Là, quelques-uns de ces colons originaux avaient effectué des calculs, dessiné des ébauches, et s’étaient convaincus qu’ils pouvaient utiliser l’équipement de construction et d’extraction à grande échelle présent sur le Kanaka pour fabriquer une station artificielle parmi les rocs et y vivre, sous la lueur cramoisie de la minuscule étoile. La ceinture de Meyer recelait suffisamment de matières premières pour offrir au petit groupe d’assez bonnes chances de réussite. Et la diminution de la population à bord du vaisseau-génération aiderait tous les autres passagers.
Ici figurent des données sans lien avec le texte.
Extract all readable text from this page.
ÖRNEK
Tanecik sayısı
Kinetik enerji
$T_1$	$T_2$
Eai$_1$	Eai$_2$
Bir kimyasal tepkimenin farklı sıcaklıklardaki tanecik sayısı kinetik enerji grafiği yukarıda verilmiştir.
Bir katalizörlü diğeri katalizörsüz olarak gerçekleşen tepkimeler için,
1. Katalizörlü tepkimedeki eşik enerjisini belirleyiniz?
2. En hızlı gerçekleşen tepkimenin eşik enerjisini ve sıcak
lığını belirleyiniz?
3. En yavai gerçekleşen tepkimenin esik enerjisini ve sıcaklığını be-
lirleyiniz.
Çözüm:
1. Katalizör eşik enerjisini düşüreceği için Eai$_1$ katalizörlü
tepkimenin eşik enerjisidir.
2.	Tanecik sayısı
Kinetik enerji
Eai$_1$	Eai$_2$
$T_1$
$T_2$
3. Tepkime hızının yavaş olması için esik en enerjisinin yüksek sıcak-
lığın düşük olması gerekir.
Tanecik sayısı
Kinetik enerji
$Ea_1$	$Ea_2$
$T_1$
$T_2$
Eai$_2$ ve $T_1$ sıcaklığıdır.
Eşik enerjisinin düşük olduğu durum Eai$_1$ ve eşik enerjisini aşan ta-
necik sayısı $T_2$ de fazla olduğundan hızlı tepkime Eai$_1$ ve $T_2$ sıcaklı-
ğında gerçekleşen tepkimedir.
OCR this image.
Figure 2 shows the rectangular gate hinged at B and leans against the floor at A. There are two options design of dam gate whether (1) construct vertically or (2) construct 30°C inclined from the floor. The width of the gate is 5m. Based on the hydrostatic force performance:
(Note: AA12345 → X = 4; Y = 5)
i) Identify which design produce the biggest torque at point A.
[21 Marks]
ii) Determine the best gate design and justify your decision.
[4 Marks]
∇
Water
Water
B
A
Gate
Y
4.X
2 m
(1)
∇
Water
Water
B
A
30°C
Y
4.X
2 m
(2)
Le Kanaka était resté dix ans près de la naine rouge, le temps de s’assurer que les intrépides volontaires de Meyer soient parvenus à cultiver de la nourriture dans des salles souterraines creusées dans les astéroïdes, et à tirer suffisamment d’énergie de la faible luminosité du soleil. Pour n’importe quel colon, cela aurait semblé sans espoir – une colonie sans expérience, sur une île déserte dans l’espace, condamnée à péricliter et à périr. Mais ce lieu, qu’ils avaient nommé « Rendez-Vous », ils l’avaient choisi ; les familles de volontaires avaient parié sur cette chance ténue.
La colonie avait survécu et prospéré, formant finalement la base de la culture des Vagabonds. Jess s’imaginait-il vraiment que ce peuple résistant ne pourrait vaincre un monde infernal comme Isperos, surtout lorsque Kotto menait la danse ?
Emprisonnées dans une boucle électromagnétique, des particules solaires jaillissaient vers le haut telle une locomotive incandescente, vomissant des radiations dures plus insidieuses et destructives que la chaleur elle-même. Des taches solaires cancéreuses évoquaient des oasis d’obscurité à la surface de l’étoile, mais ces points qui servaient d’ancrage aux éruptions violentes étaient aussi dangereux que la chromosphère plus chaude.
Jess se battait contre le vaisseau, en évitant de songer aux dommages que la coque risquait de subir.
— Kotto…
— J’ai les données dont j’ai besoin. (L’ingénieur paraissait content de lui-même.) Nous devrions revenir sur Rendez-Vous, afin que je puisse rassembler mes analyses.
Jess jeta un coup d’œil aux relevés de pression, sur le point d’atteindre la surcharge.
— Oui, ce serait une bonne idée.
S’éloignant en flèche du soleil ardent et de sa planète torride, Jess songea de nouveau à Cesca, espérant qu’elle serait de retour sur l’agglomérat d’astéroïdes. Alors même qu’ils fuyaient les tempêtes solaires pour s’enfoncer dans l’espace glacé, Jess sentit qu’il transpirait plus que jamais.